Sin, Genetics & Spiritual Exercise


I'm back on my diet.  For the past couple of months, I've eaten and drunk like there's no tomorrow--only there always was a tomorrow, and it arrived to find me needing to lose twenty pounds.  

I suppose it would be easy just to chalk up my struggles to bad genetics and use that as an excuse for my rotten habits.  It is easy, to be honest, because I've used that excuse for long stretches of time.  

It's also easy to fall into despair, and live in a funk when you realize your life won't be exactly like you wish it could be because you're going to have to watch what you eat and drink for the rest of your days.  Oh, and you might have to also exercise--a lot. 

I think that many of the problems that Christians struggle with are connected to something similar.  There's this idea that pervades most of Christian teaching about sin that needs some deeper thought.  

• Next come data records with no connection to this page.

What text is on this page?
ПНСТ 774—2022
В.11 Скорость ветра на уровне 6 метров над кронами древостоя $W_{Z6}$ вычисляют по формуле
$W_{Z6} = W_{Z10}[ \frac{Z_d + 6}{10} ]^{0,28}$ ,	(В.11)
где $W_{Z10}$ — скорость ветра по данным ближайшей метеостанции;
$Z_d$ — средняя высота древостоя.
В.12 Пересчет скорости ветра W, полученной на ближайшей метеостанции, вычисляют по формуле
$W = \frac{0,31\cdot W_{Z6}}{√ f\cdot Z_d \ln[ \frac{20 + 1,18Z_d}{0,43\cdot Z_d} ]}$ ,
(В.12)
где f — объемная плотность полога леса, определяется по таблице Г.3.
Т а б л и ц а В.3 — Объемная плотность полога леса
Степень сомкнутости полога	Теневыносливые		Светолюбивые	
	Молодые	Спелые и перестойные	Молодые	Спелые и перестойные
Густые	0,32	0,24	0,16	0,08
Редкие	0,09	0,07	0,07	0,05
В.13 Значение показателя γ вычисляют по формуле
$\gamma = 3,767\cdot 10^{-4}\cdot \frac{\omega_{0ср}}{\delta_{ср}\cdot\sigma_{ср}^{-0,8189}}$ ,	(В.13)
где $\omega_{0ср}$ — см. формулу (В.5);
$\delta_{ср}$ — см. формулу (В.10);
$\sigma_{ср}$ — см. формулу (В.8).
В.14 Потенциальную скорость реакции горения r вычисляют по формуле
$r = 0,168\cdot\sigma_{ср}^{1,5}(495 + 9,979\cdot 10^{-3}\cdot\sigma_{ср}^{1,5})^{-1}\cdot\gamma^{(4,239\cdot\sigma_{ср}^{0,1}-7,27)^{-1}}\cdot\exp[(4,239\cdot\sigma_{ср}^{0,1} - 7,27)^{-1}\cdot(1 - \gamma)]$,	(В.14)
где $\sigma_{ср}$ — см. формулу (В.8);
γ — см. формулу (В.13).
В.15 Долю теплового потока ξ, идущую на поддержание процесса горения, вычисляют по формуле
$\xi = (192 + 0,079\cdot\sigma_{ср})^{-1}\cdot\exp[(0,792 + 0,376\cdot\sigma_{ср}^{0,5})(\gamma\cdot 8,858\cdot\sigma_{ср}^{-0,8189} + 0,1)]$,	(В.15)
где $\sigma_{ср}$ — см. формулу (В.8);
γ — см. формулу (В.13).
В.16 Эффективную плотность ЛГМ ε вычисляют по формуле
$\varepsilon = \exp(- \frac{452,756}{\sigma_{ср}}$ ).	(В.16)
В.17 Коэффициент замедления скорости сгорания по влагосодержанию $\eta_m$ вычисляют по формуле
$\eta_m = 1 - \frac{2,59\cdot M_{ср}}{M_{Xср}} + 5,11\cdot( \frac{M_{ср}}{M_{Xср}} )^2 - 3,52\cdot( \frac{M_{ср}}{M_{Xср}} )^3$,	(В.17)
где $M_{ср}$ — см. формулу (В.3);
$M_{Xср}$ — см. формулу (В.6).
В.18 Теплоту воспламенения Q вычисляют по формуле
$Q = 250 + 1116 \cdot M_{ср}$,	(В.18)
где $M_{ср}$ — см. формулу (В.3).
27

I'm talking about the idea that we all inherited some sort of "sin gene" that we can't do anything about.  According to this teaching, God looks at us and sees only our bad genetics, and because God is holy, God can't abide it at all.  

So the remedy for this sin gene is to accept the notion that in order to be able to look at us without anger again, God killed Jesus to "cover" us and make us clean.  

There's a few problems with this simplistic teaching.  First, it seems to ignore one of the basic tenets of the Christian faith: The Trinity.  You see, Jesus IS God in the flesh.  Jesus' full humanity was permeated with the full divinity of God.  

So, it wasn't an angry God appeasing God's sense of justice through the Cross--it was God willingly going to the Cross to show us the extent to which God would go to get what God wants. And what God wants is to redeem, restore and resurrect.   

And that reveals the second problem with the whole "sin gene" argument:  If I buy into the whole idea of a sin gene, then it's also way too easy for me to use it to excuse my bad behavior, or to fall into despair because I am always going to be fighting it.  

Christians need to learn that being created in "the image of God" means that we are permeated with God DNA. We have the inherent potential for beautiful, pure and lovely expressions of true humanity that need to be expressed outwardly to the whole world.  

Sin is a contagion, to be sure, but it's not our true nature. 

The fact of the matter is, when it comes to my physical health, I can reverse virtually all of the effects of those bad genetics I've been saddled with by diet and exercise.  It might begin with the faith that I will one day be well, but my faith will need to be bolstered by radical change. 

Because, when we finally and truly see the depths of God's love for us through Jesus' dying on the Cross... that's a moment of truth when faith demands an action to express it.  In other words, our response to faith cant be an intellectual exercise it should be expressed in both inward and outward signs of transformation. 

May you embrace your true humanity in Jesus Christ today and every day.  May you live into the hope of the God DNA permeating your very being.  May you know that you are loved and meant to show love in return. 

And may the grace and peace of our Lord Jesus Christ be with you now and always. Amen.